In three words I can sum up everything I have learned about life: It goes on. — Robert Frost
This week, my entire family fell like dominoes. My daughter and I started feeling sick, aches, sniffles and fever persisted for a few days for both of us. While we were recovering, my mom and my husband succumbed to the same virus. At one point, each one of us, laid in bed, unable to move because we were too sick to do anything.
The entire house was quiet. But the noise of the outside world creeped on. I heard cars moving about on the streets, people slamming doors, and the cries of children coming home from school. Noticing the forced quiet in our house, while contrasting it with the noise from outside, I was struck by this single thought: life goes on. Our cars stayed in the garage, the front door didn’t open or close, and our home phone probably rang once during the week.

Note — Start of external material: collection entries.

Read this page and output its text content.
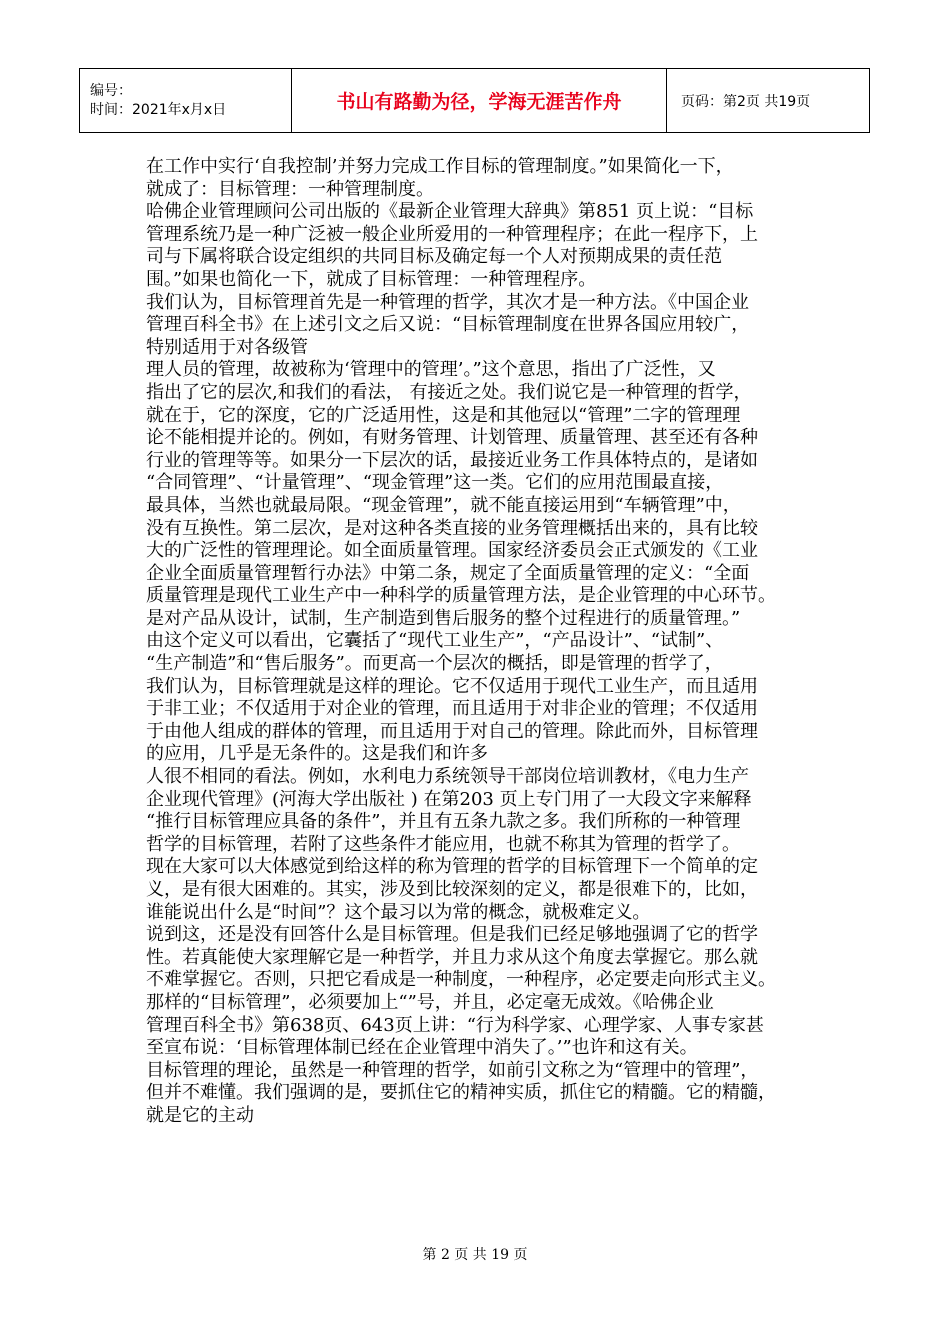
编号：
时间：2021年x月x日	书山有路勤为径，学海无涯苦作舟	页码：第2页 共19页
在工作中实行‘自我控制’并努力完成工作目标的管理制度。”如果简化一下，
就成了：目标管理：一种管理制度。
哈佛企业管理顾问公司出版的《最新企业管理大辞典》第851 页上说：“目标
管理系统乃是一种广泛被一般企业所爱用的一种管理程序；在此一程序下，上
司与下属将联合设定组织的共同目标及确定每一个人对预期成果的责任范
围。”如果也简化一下，就成了目标管理：一种管理程序。
我们认为，目标管理首先是一种管理的哲学，其次才是一种方法。《中国企业
管理百科全书》在上述引文之后又说：“目标管理制度在世界各国应用较广，
特别适用于对各级管
理人员的管理，故被称为‘管理中的管理’。”这个意思，指出了广泛性，又
指出了它的层次,和我们的看法， 有接近之处。我们说它是一种管理的哲学，
就在于，它的深度，它的广泛适用性，这是和其他冠以“管理”二字的管理理
论不能相提并论的。例如，有财务管理、计划管理、质量管理、甚至还有各种
行业的管理等等。如果分一下层次的话，最接近业务工作具体特点的，是诸如
“合同管理”、“计量管理”、“现金管理”这一类。它们的应用范围最直接，
最具体，当然也就最局限。“现金管理”，就不能直接运用到“车辆管理”中，
没有互换性。第二层次，是对这种各类直接的业务管理概括出来的，具有比较
大的广泛性的管理理论。如全面质量管理。国家经济委员会正式颁发的《工业
企业全面质量管理暂行办法》中第二条，规定了全面质量管理的定义：“全面
质量管理是现代工业生产中一种科学的质量管理方法，是企业管理的中心环节。
是对产品从设计，试制，生产制造到售后服务的整个过程进行的质量管理。”
由这个定义可以看出，它囊括了“现代工业生产”，“产品设计”、“试制”、
“生产制造”和“售后服务”。而更高一个层次的概括，即是管理的哲学了，
我们认为，目标管理就是这样的理论。它不仅适用于现代工业生产，而且适用
于非工业；不仅适用于对企业的管理，而且适用于对非企业的管理；不仅适用
于由他人组成的群体的管理，而且适用于对自己的管理。除此而外，目标管理
的应用，几乎是无条件的。这是我们和许多
人很不相同的看法。例如，水利电力系统领导干部岗位培训教材，《电力生产
企业现代管理》(河海大学出版社 ) 在第203 页上专门用了一大段文字来解释
“推行目标管理应具备的条件”，并且有五条九款之多。我们所称的一种管理
哲学的目标管理，若附了这些条件才能应用，也就不称其为管理的哲学了。
现在大家可以大体感觉到给这样的称为管理的哲学的目标管理下一个简单的定
义，是有很大困难的。其实，涉及到比较深刻的定义，都是很难下的，比如，
谁能说出什么是“时间”？这个最习以为常的概念，就极难定义。
说到这，还是没有回答什么是目标管理。但是我们已经足够地强调了它的哲学
性。若真能使大家理解它是一种哲学，并且力求从这个角度去掌握它。那么就
不难掌握它。否则，只把它看成是一种制度，一种程序，必定要走向形式主义。
那样的“目标管理”，必须要加上“”号，并且，必定毫无成效。《哈佛企业
管理百科全书》第638页、643页上讲：“行为科学家、心理学家、人事专家甚
至宣布说：‘目标管理体制已经在企业管理中消失了。’”也许和这有关。
目标管理的理论，虽然是一种管理的哲学，如前引文称之为“管理中的管理”，
但并不难懂。我们强调的是，要抓住它的精神实质，抓住它的精髓。它的精髓，
就是它的主动
第 2 页 共 19 页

But the rest of the world, it was moving on, with or without us.
My daughter missed four days of school, but the classroom still carried on without her. The same moms who climbed in and out of there cars waved to each other, even though I wasn’t there. Runners lined the street in the morning jogging on the gravel, even though I wasn’t there to run behind them.

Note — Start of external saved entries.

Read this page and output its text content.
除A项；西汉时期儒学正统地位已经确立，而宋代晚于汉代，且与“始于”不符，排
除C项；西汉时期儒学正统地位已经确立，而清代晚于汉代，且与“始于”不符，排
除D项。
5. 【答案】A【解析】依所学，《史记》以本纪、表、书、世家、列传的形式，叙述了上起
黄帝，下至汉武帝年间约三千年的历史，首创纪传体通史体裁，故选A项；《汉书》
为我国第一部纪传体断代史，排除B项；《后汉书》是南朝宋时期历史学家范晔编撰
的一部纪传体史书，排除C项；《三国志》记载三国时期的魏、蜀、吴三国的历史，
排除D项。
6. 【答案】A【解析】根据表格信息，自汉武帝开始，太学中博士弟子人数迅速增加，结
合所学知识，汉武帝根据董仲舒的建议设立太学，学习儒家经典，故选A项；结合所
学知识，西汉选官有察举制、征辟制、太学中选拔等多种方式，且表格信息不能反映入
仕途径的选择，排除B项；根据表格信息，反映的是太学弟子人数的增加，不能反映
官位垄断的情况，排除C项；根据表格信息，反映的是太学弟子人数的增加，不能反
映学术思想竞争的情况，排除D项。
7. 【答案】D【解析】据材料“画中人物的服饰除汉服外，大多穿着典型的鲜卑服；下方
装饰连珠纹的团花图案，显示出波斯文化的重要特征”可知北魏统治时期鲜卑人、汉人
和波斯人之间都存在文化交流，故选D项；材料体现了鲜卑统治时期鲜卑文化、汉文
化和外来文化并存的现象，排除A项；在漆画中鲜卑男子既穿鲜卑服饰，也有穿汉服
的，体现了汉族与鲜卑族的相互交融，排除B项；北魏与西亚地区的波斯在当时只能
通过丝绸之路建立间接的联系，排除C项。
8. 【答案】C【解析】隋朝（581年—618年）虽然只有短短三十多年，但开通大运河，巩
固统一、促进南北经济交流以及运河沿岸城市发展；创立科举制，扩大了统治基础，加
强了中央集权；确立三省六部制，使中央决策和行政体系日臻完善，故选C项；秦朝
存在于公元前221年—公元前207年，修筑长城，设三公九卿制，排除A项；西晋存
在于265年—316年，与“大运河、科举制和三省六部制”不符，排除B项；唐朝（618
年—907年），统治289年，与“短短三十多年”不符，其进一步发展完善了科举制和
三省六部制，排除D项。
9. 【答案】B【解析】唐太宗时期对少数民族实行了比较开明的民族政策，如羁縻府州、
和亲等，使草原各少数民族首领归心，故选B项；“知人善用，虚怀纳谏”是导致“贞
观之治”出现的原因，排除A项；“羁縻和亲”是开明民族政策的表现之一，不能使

I realize what we were feeling was temporary. We eventually would be able to participate in our normal life soon. But it really made me think how all of us carry on, despite what happens in and around and to us.

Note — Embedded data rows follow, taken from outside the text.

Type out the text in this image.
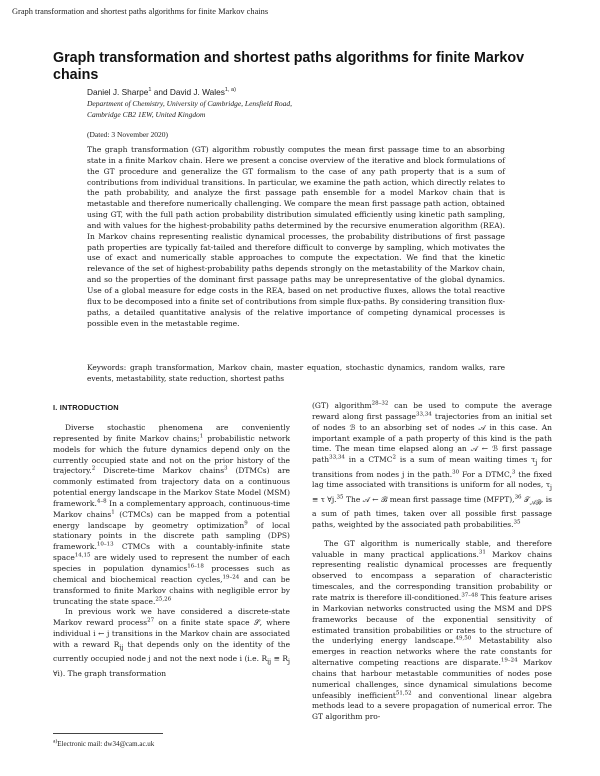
Graph transformation and shortest paths algorithms for finite Markov chains
Graph transformation and shortest paths algorithms for finite Markov chains
Daniel J. Sharpe$^1$ and David J. Wales$^{1, a)}$
Department of Chemistry, University of Cambridge, Lensfield Road,
Cambridge CB2 1EW, United Kingdom
(Dated: 3 November 2020)

The graph transformation (GT) algorithm robustly computes the mean first passage time to an absorbing state in a finite Markov chain. Here we present a concise overview of the iterative and block formulations of the GT procedure and generalize the GT formalism to the case of any path property that is a sum of contributions from individual transitions. In particular, we examine the path action, which directly relates to the path probability, and analyze the first passage path ensemble for a model Markov chain that is metastable and therefore numerically challenging. We compare the mean first passage path action, obtained using GT, with the full path action probability distribution simulated efficiently using kinetic path sampling, and with values for the highest-probability paths determined by the recursive enumeration algorithm (REA). In Markov chains representing realistic dynamical processes, the probability distributions of first passage path properties are typically fat-tailed and therefore difficult to converge by sampling, which motivates the use of exact and numerically stable approaches to compute the expectation. We find that the kinetic relevance of the set of highest-probability paths depends strongly on the metastability of the Markov chain, and so the properties of the dominant first passage paths may be unrepresentative of the global dynamics. Use of a global measure for edge costs in the REA, based on net productive fluxes, allows the total reactive flux to be decomposed into a finite set of contributions from simple flux-paths. By considering transition flux-paths, a detailed quantitative analysis of the relative importance of competing dynamical processes is possible even in the metastable regime.

Keywords: graph transformation, Markov chain, master equation, stochastic dynamics, random walks, rare events, metastability, state reduction, shortest paths

I. INTRODUCTION

Diverse stochastic phenomena are conveniently represented by finite Markov chains;$^1$ probabilistic network models for which the future dynamics depend only on the currently occupied state and not on the prior history of the trajectory.$^2$ Discrete-time Markov chains$^3$ (DTMCs) are commonly estimated from trajectory data on a continuous potential energy landscape in the Markov State Model (MSM) framework.$^{4-8}$ In a complementary approach, continuous-time Markov chains$^1$ (CTMCs) can be mapped from a potential energy landscape by geometry optimization$^9$ of local stationary points in the discrete path sampling (DPS) framework.$^{10-13}$ CTMCs with a countably-infinite state space$^{14,15}$ are widely used to represent the number of each species in population dynamics$^{16-18}$ processes such as chemical and biochemical reaction cycles,$^{19-24}$ and can be transformed to finite Markov chains with negligible error by truncating the state space.$^{25,26}$

In previous work we have considered a discrete-state Markov reward process$^{27}$ on a finite state space 𝒮, where individual i ← j transitions in the Markov chain are associated with a reward $R_{ij}$ that depends only on the identity of the currently occupied node j and not the next node i (i.e. $R_{ij} \equiv R_j$ ∀i). The graph transformation

(GT) algorithm$^{28-32}$ can be used to compute the average reward along first passage$^{33,34}$ trajectories from an initial set of nodes ℬ to an absorbing set of nodes 𝒜 in this case. An important example of a path property of this kind is the path time. The mean time elapsed along an 𝒜 ← ℬ first passage path$^{33,34}$ in a CTMC$^2$ is a sum of mean waiting times $\tau_j$ for transitions from nodes j in the path.$^{30}$ For a DTMC,$^3$ the fixed lag time associated with transitions is uniform for all nodes, $\tau_j \equiv \tau$ ∀j.$^{35}$ The 𝒜 ← ℬ mean first passage time (MFPT),$^{36}$ 𝒯$_{𝒜ℬ}$, is a sum of path times, taken over all possible first passage paths, weighted by the associated path probabilities.$^{35}$

The GT algorithm is numerically stable, and therefore valuable in many practical applications.$^{31}$ Markov chains representing realistic dynamical processes are frequently observed to encompass a separation of characteristic timescales, and the corresponding transition probability or rate matrix is therefore ill-conditioned.$^{37-48}$ This feature arises in Markovian networks constructed using the MSM and DPS frameworks because of the exponential sensitivity of estimated transition probabilities or rates to the structure of the underlying energy landscape.$^{49,50}$ Metastability also emerges in reaction networks where the rate constants for alternative competing reactions are disparate.$^{19-24}$ Markov chains that harbour metastable communities of nodes pose numerical challenges, since dynamical simulations become unfeasibly inefficient$^{51,52}$ and conventional linear algebra methods lead to a severe propagation of numerical error. The GT algorithm pro-

$^{a)}$Electronic mail: dw34@cam.ac.uk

I thought of Robert Frost and why he articulated the words, that “it goes on.” In his life, he was plagued by extreme grief and loss.When Frost was only eleven, he lost his father and his family had only eight dollars to their name. Years later, at age twenty-six, he lost his mother to cancer. His sister also was committed to a mental hospital where he witnessed her death at a young age. Robert Frost and his wife Elinor endured tragic deaths of their children: his son Elliot died of cholera at age eight; his daughter Carol committed suicide at age thirty-eight; and his daughters Marjorie and Elinor both died young. Later in life, his wife was stricken with breast cancer and also died.
Whether trivial or tragic, there are no exceptions. Life goes on.
Do you sometimes wonder how people carry on despite what they experience? How does life go on for you? Why do you believe life goes on?